I was definitely not planning on self teaching it just trying to find Safe drills I can do to help get good form when a coach spots me and helps me learn it for real. Any variations besides flat back in the pit?
Honestly, I don't even like flat back in the pit. If you're coming off the bar and dropping flat to your back, then you're practicing coming off the bar with no rotation -- exactly the opposite of what you do for a flyaway.
If you want to improve your flyaway (or any skill, for that matter), the best way is to break it down into its components. And in the case of a flyaway, this is pretty easy, because it is composed of two very simple components: a tap swing and a back tuck. Both of which are comparatively easy to train on your own.
A tap swing is pretty self-explanatory, but try to really focus on feeling what the bar is doing while you swing. As you come down from the back swing and approach the bottom of the swing, and do the arch-snap through the bottom, really try to feel how the bar bends. You should feel it bending down and slightly back, and then feel how it slingshots you up towards the top of the front swing. Try to notice the exact moment of that slingshot effect; it should happen right as your toes are snapping up. That moment is where you will release the bar to do your flyaway.
The second part is a back tuck, which you should train on trampoline whenever you can.
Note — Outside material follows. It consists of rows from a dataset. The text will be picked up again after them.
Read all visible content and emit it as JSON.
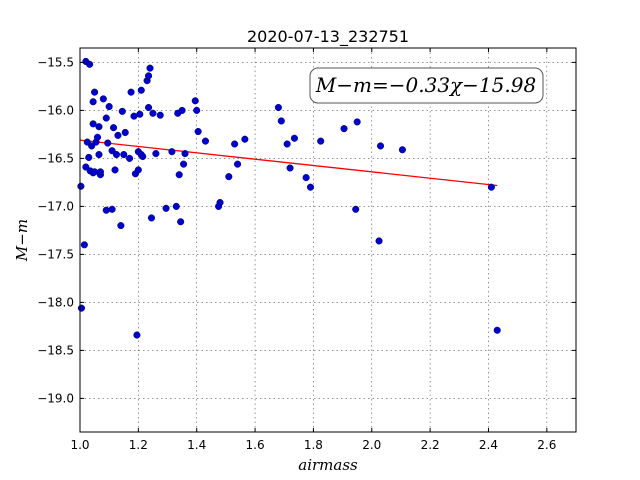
{
  "chart_data": {
    "type": "scatter",
    "title": "2020-07-13_232751",
    "xlabel": "airmass",
    "ylabel": "M−m",
    "xlim": [
      1.0,
      2.7
    ],
    "ylim": [
      -15.35,
      -19.35
    ],
    "y_inverted": true,
    "grid": true,
    "x_ticks": [
      1.0,
      1.2,
      1.4,
      1.6,
      1.8,
      2.0,
      2.2,
      2.4,
      2.6
    ],
    "x_tick_labels": [
      "1.0",
      "1.2",
      "1.4",
      "1.6",
      "1.8",
      "2.0",
      "2.2",
      "2.4",
      "2.6"
    ],
    "y_ticks": [
      -15.5,
      -16.0,
      -16.5,
      -17.0,
      -17.5,
      -18.0,
      -18.5,
      -19.0
    ],
    "y_tick_labels": [
      "−15.5",
      "−16.0",
      "−16.5",
      "−17.0",
      "−17.5",
      "−18.0",
      "−18.5",
      "−19.0"
    ],
    "annotation": "M−m=−0.33χ−15.98",
    "annotation_position": "top-right",
    "fit": {
      "slope": -0.33,
      "intercept": -15.98,
      "x_range": [
        1.0,
        2.43
      ],
      "color": "#ff0000"
    },
    "point_color": "#0000cc",
    "points": [
      [
        1.003,
        -16.79
      ],
      [
        1.005,
        -18.06
      ],
      [
        1.015,
        -17.4
      ],
      [
        1.02,
        -16.59
      ],
      [
        1.02,
        -15.49
      ],
      [
        1.025,
        -16.33
      ],
      [
        1.03,
        -16.49
      ],
      [
        1.033,
        -15.52
      ],
      [
        1.035,
        -16.63
      ],
      [
        1.04,
        -16.37
      ],
      [
        1.045,
        -16.65
      ],
      [
        1.045,
        -15.91
      ],
      [
        1.045,
        -16.14
      ],
      [
        1.05,
        -16.64
      ],
      [
        1.05,
        -15.81
      ],
      [
        1.055,
        -16.33
      ],
      [
        1.06,
        -16.28
      ],
      [
        1.065,
        -16.46
      ],
      [
        1.065,
        -16.17
      ],
      [
        1.07,
        -16.67
      ],
      [
        1.07,
        -16.64
      ],
      [
        1.08,
        -15.88
      ],
      [
        1.09,
        -16.08
      ],
      [
        1.09,
        -17.04
      ],
      [
        1.095,
        -16.34
      ],
      [
        1.1,
        -15.96
      ],
      [
        1.11,
        -17.03
      ],
      [
        1.11,
        -16.42
      ],
      [
        1.115,
        -16.18
      ],
      [
        1.12,
        -16.62
      ],
      [
        1.125,
        -16.46
      ],
      [
        1.13,
        -16.26
      ],
      [
        1.14,
        -17.2
      ],
      [
        1.145,
        -16.01
      ],
      [
        1.15,
        -16.46
      ],
      [
        1.155,
        -16.23
      ],
      [
        1.17,
        -16.5
      ],
      [
        1.175,
        -15.81
      ],
      [
        1.185,
        -16.06
      ],
      [
        1.19,
        -16.66
      ],
      [
        1.195,
        -18.34
      ],
      [
        1.2,
        -16.43
      ],
      [
        1.2,
        -16.62
      ],
      [
        1.205,
        -16.04
      ],
      [
        1.21,
        -15.79
      ],
      [
        1.21,
        -16.46
      ],
      [
        1.215,
        -16.48
      ],
      [
        1.23,
        -15.69
      ],
      [
        1.235,
        -15.64
      ],
      [
        1.235,
        -15.97
      ],
      [
        1.24,
        -15.56
      ],
      [
        1.245,
        -17.12
      ],
      [
        1.25,
        -16.03
      ],
      [
        1.26,
        -16.45
      ],
      [
        1.275,
        -16.05
      ],
      [
        1.295,
        -17.02
      ],
      [
        1.315,
        -16.43
      ],
      [
        1.33,
        -17.0
      ],
      [
        1.335,
        -16.03
      ],
      [
        1.34,
        -16.67
      ],
      [
        1.345,
        -17.16
      ],
      [
        1.35,
        -16.0
      ],
      [
        1.355,
        -16.56
      ],
      [
        1.36,
        -16.45
      ],
      [
        1.395,
        -15.9
      ],
      [
        1.4,
        -16.0
      ],
      [
        1.405,
        -16.22
      ],
      [
        1.43,
        -16.32
      ],
      [
        1.475,
        -17.0
      ],
      [
        1.48,
        -16.96
      ],
      [
        1.51,
        -16.69
      ],
      [
        1.53,
        -16.35
      ],
      [
        1.54,
        -16.56
      ],
      [
        1.565,
        -16.3
      ],
      [
        1.68,
        -15.97
      ],
      [
        1.69,
        -16.11
      ],
      [
        1.71,
        -16.35
      ],
      [
        1.72,
        -16.6
      ],
      [
        1.735,
        -16.29
      ],
      [
        1.775,
        -16.7
      ],
      [
        1.79,
        -16.8
      ],
      [
        1.825,
        -16.32
      ],
      [
        1.905,
        -16.19
      ],
      [
        1.945,
        -17.03
      ],
      [
        1.95,
        -16.12
      ],
      [
        2.025,
        -17.36
      ],
      [
        2.03,
        -16.37
      ],
      [
        2.105,
        -16.41
      ],
      [
        2.41,
        -16.8
      ],
      [
        2.43,
        -18.29
      ]
    ]
  }
}
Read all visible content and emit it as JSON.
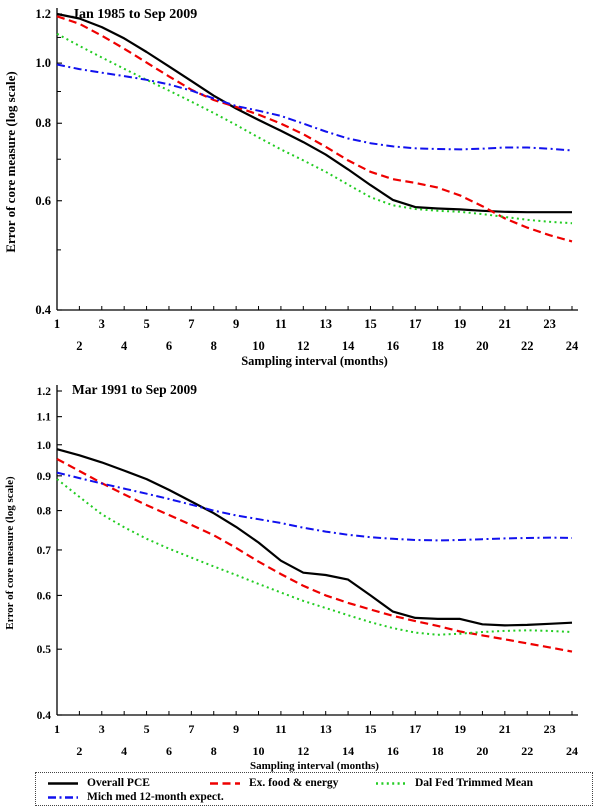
{
  "page": {
    "background": "#ffffff"
  },
  "legend": {
    "entries": [
      {
        "label": "Overall PCE",
        "color": "#000000",
        "style": "solid"
      },
      {
        "label": "Ex. food & energy",
        "color": "#ee0000",
        "style": "dashed"
      },
      {
        "label": "Dal Fed Trimmed Mean",
        "color": "#22cc22",
        "style": "dotted"
      },
      {
        "label": "Mich med 12-month expect.",
        "color": "#1111ee",
        "style": "dashdot"
      }
    ],
    "position": "bottom"
  },
  "chart_data": [
    {
      "type": "line",
      "title": "Jan 1985 to Sep 2009",
      "xlabel": "Sampling interval (months)",
      "ylabel": "Error of core measure (log scale)",
      "yscale": "log",
      "ylim": [
        0.4,
        1.2
      ],
      "yticks_labeled": [
        1.2,
        1.0,
        0.8,
        0.6,
        0.4
      ],
      "yticks_minor": [
        1.1,
        0.9,
        0.7,
        0.5
      ],
      "x": [
        1,
        2,
        3,
        4,
        5,
        6,
        7,
        8,
        9,
        10,
        11,
        12,
        13,
        14,
        15,
        16,
        17,
        18,
        19,
        20,
        21,
        22,
        23,
        24
      ],
      "grid": false,
      "series": [
        {
          "name": "Overall PCE",
          "color": "#000000",
          "style": "solid",
          "values": [
            1.2,
            1.18,
            1.143,
            1.096,
            1.042,
            0.988,
            0.936,
            0.886,
            0.845,
            0.81,
            0.778,
            0.746,
            0.712,
            0.674,
            0.636,
            0.602,
            0.586,
            0.583,
            0.581,
            0.578,
            0.576,
            0.575,
            0.575,
            0.575
          ]
        },
        {
          "name": "Ex. food & energy",
          "color": "#ee0000",
          "style": "dashed",
          "values": [
            1.19,
            1.157,
            1.107,
            1.055,
            1.002,
            0.952,
            0.906,
            0.872,
            0.85,
            0.826,
            0.799,
            0.768,
            0.733,
            0.697,
            0.668,
            0.65,
            0.641,
            0.63,
            0.612,
            0.588,
            0.562,
            0.543,
            0.528,
            0.516
          ]
        },
        {
          "name": "Dal Fed Trimmed Mean",
          "color": "#22cc22",
          "style": "dotted",
          "values": [
            1.115,
            1.066,
            1.021,
            0.979,
            0.94,
            0.903,
            0.867,
            0.831,
            0.795,
            0.759,
            0.726,
            0.697,
            0.668,
            0.637,
            0.608,
            0.59,
            0.582,
            0.578,
            0.576,
            0.571,
            0.565,
            0.559,
            0.555,
            0.552
          ]
        },
        {
          "name": "Mich med 12-month expect.",
          "color": "#1111ee",
          "style": "dashdot",
          "values": [
            0.995,
            0.978,
            0.965,
            0.953,
            0.94,
            0.924,
            0.903,
            0.877,
            0.853,
            0.838,
            0.822,
            0.799,
            0.776,
            0.756,
            0.743,
            0.734,
            0.729,
            0.727,
            0.726,
            0.728,
            0.731,
            0.731,
            0.728,
            0.723
          ]
        }
      ]
    },
    {
      "type": "line",
      "title": "Mar 1991 to Sep 2009",
      "xlabel": "Sampling interval (months)",
      "ylabel": "Error of core measure (log scale)",
      "yscale": "log",
      "ylim": [
        0.4,
        1.2
      ],
      "yticks_labeled": [
        1.2,
        1.1,
        1.0,
        0.9,
        0.8,
        0.7,
        0.6,
        0.5,
        0.4
      ],
      "yticks_minor": [],
      "x": [
        1,
        2,
        3,
        4,
        5,
        6,
        7,
        8,
        9,
        10,
        11,
        12,
        13,
        14,
        15,
        16,
        17,
        18,
        19,
        20,
        21,
        22,
        23,
        24
      ],
      "grid": false,
      "series": [
        {
          "name": "Overall PCE",
          "color": "#000000",
          "style": "solid",
          "values": [
            0.985,
            0.965,
            0.942,
            0.916,
            0.89,
            0.858,
            0.825,
            0.793,
            0.757,
            0.718,
            0.675,
            0.648,
            0.643,
            0.633,
            0.6,
            0.568,
            0.556,
            0.554,
            0.554,
            0.544,
            0.542,
            0.543,
            0.545,
            0.547
          ]
        },
        {
          "name": "Ex. food & energy",
          "color": "#ee0000",
          "style": "dashed",
          "values": [
            0.953,
            0.915,
            0.878,
            0.845,
            0.815,
            0.788,
            0.762,
            0.736,
            0.705,
            0.673,
            0.645,
            0.62,
            0.6,
            0.585,
            0.572,
            0.56,
            0.55,
            0.541,
            0.531,
            0.524,
            0.517,
            0.51,
            0.503,
            0.496
          ]
        },
        {
          "name": "Dal Fed Trimmed Mean",
          "color": "#22cc22",
          "style": "dotted",
          "values": [
            0.89,
            0.838,
            0.79,
            0.756,
            0.727,
            0.703,
            0.682,
            0.662,
            0.643,
            0.624,
            0.606,
            0.589,
            0.575,
            0.561,
            0.548,
            0.537,
            0.529,
            0.525,
            0.527,
            0.53,
            0.532,
            0.533,
            0.532,
            0.53
          ]
        },
        {
          "name": "Mich med 12-month expect.",
          "color": "#1111ee",
          "style": "dashdot",
          "values": [
            0.91,
            0.893,
            0.877,
            0.862,
            0.847,
            0.832,
            0.816,
            0.8,
            0.787,
            0.777,
            0.767,
            0.755,
            0.745,
            0.737,
            0.731,
            0.727,
            0.724,
            0.723,
            0.724,
            0.726,
            0.728,
            0.729,
            0.73,
            0.729
          ]
        }
      ]
    }
  ]
}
I recommend training it two ways: from your feet and from a back drop. In both, pay attention to what you see; you should see the wall in front of you, see your knees coming up over top, and see the floor before you land. Usually, I favor a fairly tight tuck, with the hands on the shins; however, for a flyaway I prefer an open tuck, with the arms out to the side. Think of it as an exaggerated candlestick position, but with the knees bent.